NIST 800-53 revisions and FedRAMP's own AI-specific guidance are still catching up. Expect three things to harden over the next 12 to 18 months: explicit AI-specific control overlays, standardized prompt-and-response logging schemas, and agency-level policy on approved model versions. The teams that are logging and evaluating today will have an easy transition. The teams that are not will have to retrofit under pressure.

Bottom line

FedRAMP-authorized LLM services exist and are usable in 2026. The authorization covers the service. It does not cover the prompt, the RAG retriever, the tool registry, the logging, or the evaluation discipline around the model. Those are yours. Draw the boundary, inherit what you can, document what you own, and test before you ship. That is the whole job.

Frequently asked questions

Is Azure OpenAI FedRAMP authorized?

Yes. Azure OpenAI Service is available in Azure Government at FedRAMP High and DoD IL4/IL5. Specific model availability and rollout timing differ from commercial Azure OpenAI — confirm the exact model and region before architecting around it.

Can I use Claude for federal workloads?

Yes, through Amazon Bedrock in AWS GovCloud regions under FedRAMP High / IL4 / IL5 authorization. Specific Claude model versions in GovCloud typically lag commercial regions by weeks to months.

Can I use open-weight models like Llama on federal infrastructure?

Yes. Host Llama 3.x or Mistral on SageMaker HyperPod (or equivalent Azure/GCP compute) inside a FedRAMP-authorized region. You inherit infrastructure controls and own every model-layer control — input filtering, output filtering, logging, fine-tuning data handling.

Is prompt injection a compliance issue?

In federal deployments, yes. Prompt injection outcomes map directly to NIST 800-53 controls: data spill (AC-3, SC-4), unauthorized tool execution (AC-3, SI-10), information disclosure (AU-12, SC-8).
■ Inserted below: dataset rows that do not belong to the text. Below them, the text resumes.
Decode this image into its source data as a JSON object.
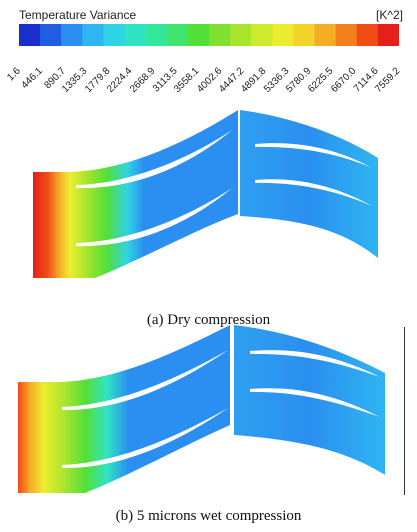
{
  "legend": {
    "title": "Temperature Variance",
    "unit": "[K^2]",
    "ticks": [
      "1.6",
      "446.1",
      "890.7",
      "1335.3",
      "1779.8",
      "2224.4",
      "2668.9",
      "3113.5",
      "3558.1",
      "4002.6",
      "4447.2",
      "4891.8",
      "5336.3",
      "5780.9",
      "6225.5",
      "6670.0",
      "7114.6",
      "7559.2"
    ],
    "colors": [
      "#1a2ecc",
      "#1d5fe0",
      "#2a8ff0",
      "#2fb5f2",
      "#30d3e6",
      "#2fe4c4",
      "#33e89a",
      "#3ee46c",
      "#53df3a",
      "#7fe030",
      "#a8e52d",
      "#cdea2c",
      "#eded2f",
      "#f4d32b",
      "#f6ad26",
      "#f47f1f",
      "#ef4c18",
      "#e5201a"
    ]
  },
  "panels": [
    {
      "caption": "(a) Dry compression"
    },
    {
      "caption": "(b) 5 microns wet compression"
    }
  ]
}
Your ATO package needs a documented detection and response story.

What do I have to log for federal LLM deployments?

At minimum: user identity, timestamp, model and version, full prompt, full response, tool calls, and RAG retrieval sources. Logs must be tamper-evident, retained per SSP, and encrypted at rest at the same impact level as the source data.

Can I prototype against a commercial LLM endpoint with real federal data?

No. Prototype against the same federal cloud region you plan to authorize in. Use synthetic data only until your development environment is inside the target boundary. Commercial-endpoint prototyping with real CUI is a data spill.